Iowa women also played an important role in wartime.  With men gone, many women found themselves managing farms and other tasks.  Annie Wittenmyer organized the Iowa State Sanitary Commission that collected and distributed food to Union hospitals to improve the diets of wounded soldiers.  She successfully confronted both Union officers in the field who objected to having a woman giving orders on their bases and local politicians at home who wanted to take over the organization. She successfully countered these challengers and won high praise from General Grant himself.

After Lee’s surrender at Appomattox Courthouse in 1865, Iowa and other Northern states confronted the issue of free blacks.  Most stayed in the South, but those who began migrating North forced Iowans to reconsider the racial issue. The United States passed three amendments to the Constitution—Amendments 13, 14, and 15—that forbade slavery, required states to deal with all citizens (black and white) fairly, and granted blacks the right to vote. The 15th Amendment on black suffrage faced substantial opposition, but Republican leaders who wanted to give Southern blacks the vote to protect themselves (and support the Republican Party) saw the necessity to extend the right to Northern blacks as well.  

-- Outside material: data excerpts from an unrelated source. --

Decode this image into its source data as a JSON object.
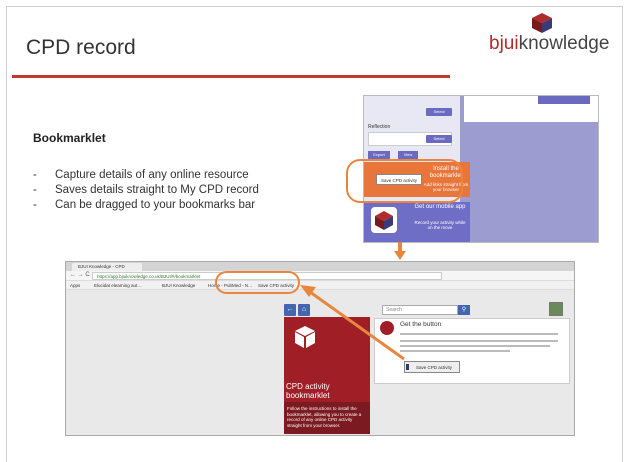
{
  "slide": {
    "title": "CPD record",
    "logo": {
      "brand_bold": "bjui",
      "brand_rest": "knowledge"
    },
    "section_heading": "Bookmarklet",
    "bullets": [
      "Capture details of any online resource",
      "Saves details straight to My CPD record",
      "Can be dragged to your bookmarks bar"
    ],
    "accent_color": "#c0392b",
    "highlight_color": "#e8863e"
  },
  "panel": {
    "select_label": "Select",
    "reflection_label": "Reflection",
    "export_label": "Export",
    "view_label": "View",
    "save_cpd_activity": "Save CPD activity",
    "install_title": "Install the bookmarklet",
    "install_sub": "Add links straight from your browser",
    "app_title": "Get our mobile app",
    "app_sub": "Record your activity while on the move"
  },
  "browser": {
    "tab_title": "BJUI Knowledge - CPD",
    "nav_glyphs": "← → C",
    "url": "https://app.bjuiknowledge.co.uk/BJUI/#/bookmarklet",
    "bookmarks": [
      "Apps",
      "Elucidat elearning aut…",
      "BJUI Knowledge",
      "Home - PubMed - N…",
      "Save CPD activity"
    ],
    "back_icon": "←",
    "home_icon": "⌂",
    "search_placeholder": "Search",
    "search_icon": "🔍",
    "card_title": "CPD activity bookmarklet",
    "card_sub": "Follow the instructions to install the bookmarklet, allowing you to create a record of any online CPD activity straight from your browser.",
    "get_button_title": "Get the button",
    "save_button_label": "Save CPD activity"
  }
}
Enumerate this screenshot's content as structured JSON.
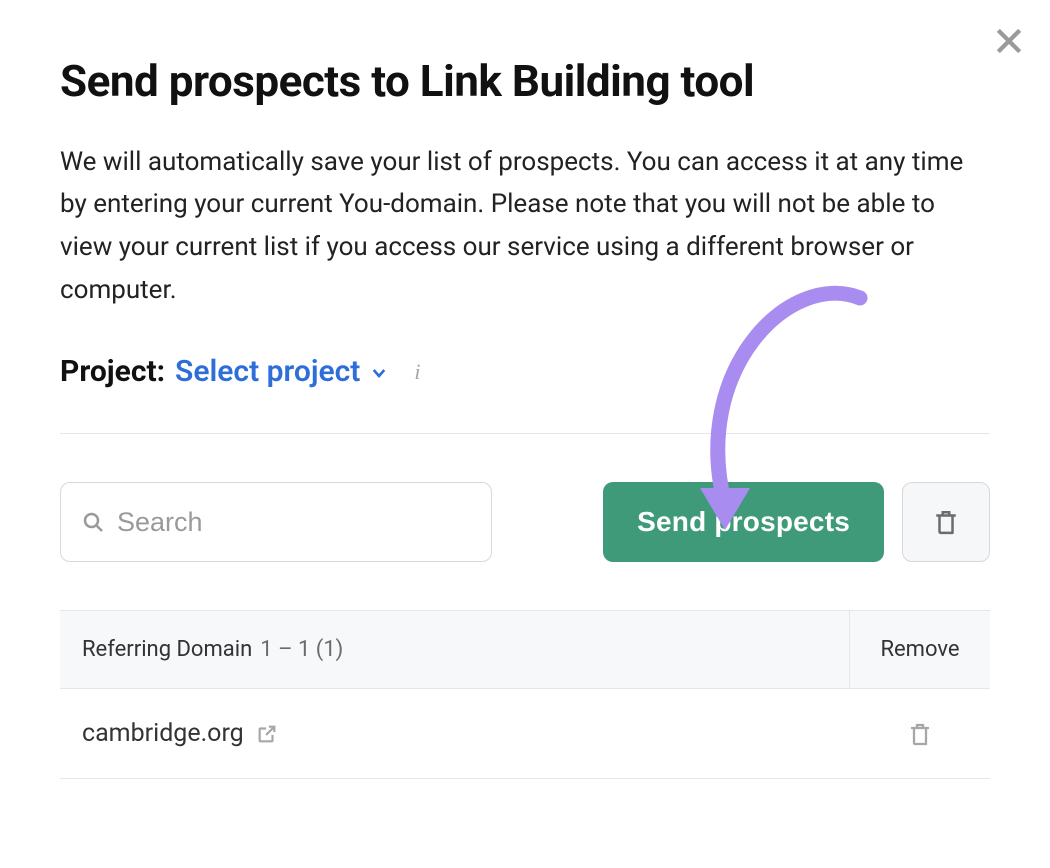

In Iowa, the word “white” was removed from the state constitution that originally limited the vote to “white, male citizens.”  A push by women’s suffrage groups to eliminate the word “male” at the same time was tabled by those who claimed that “this is the Negro’s hour.”  Nevertheless, it gave rise to renewed interest and efforts on behalf of women’s rights to the ballot. The Republican Party was clearly the dominant force in Iowa politics following the war.  For the rest of the century, Republican candidates “waved the bloody shirt” to link Democrats to the rebellion and the Southern cause.  

The war promoted improvements in agriculture and industry and generated financial capital to launch expanded economic growth.  For the next thirty years an expanding population blanketed the state with farms and small towns connected tightly by a web of rail lines.  Iowa was on the threshold of its emergence as an economic and political power.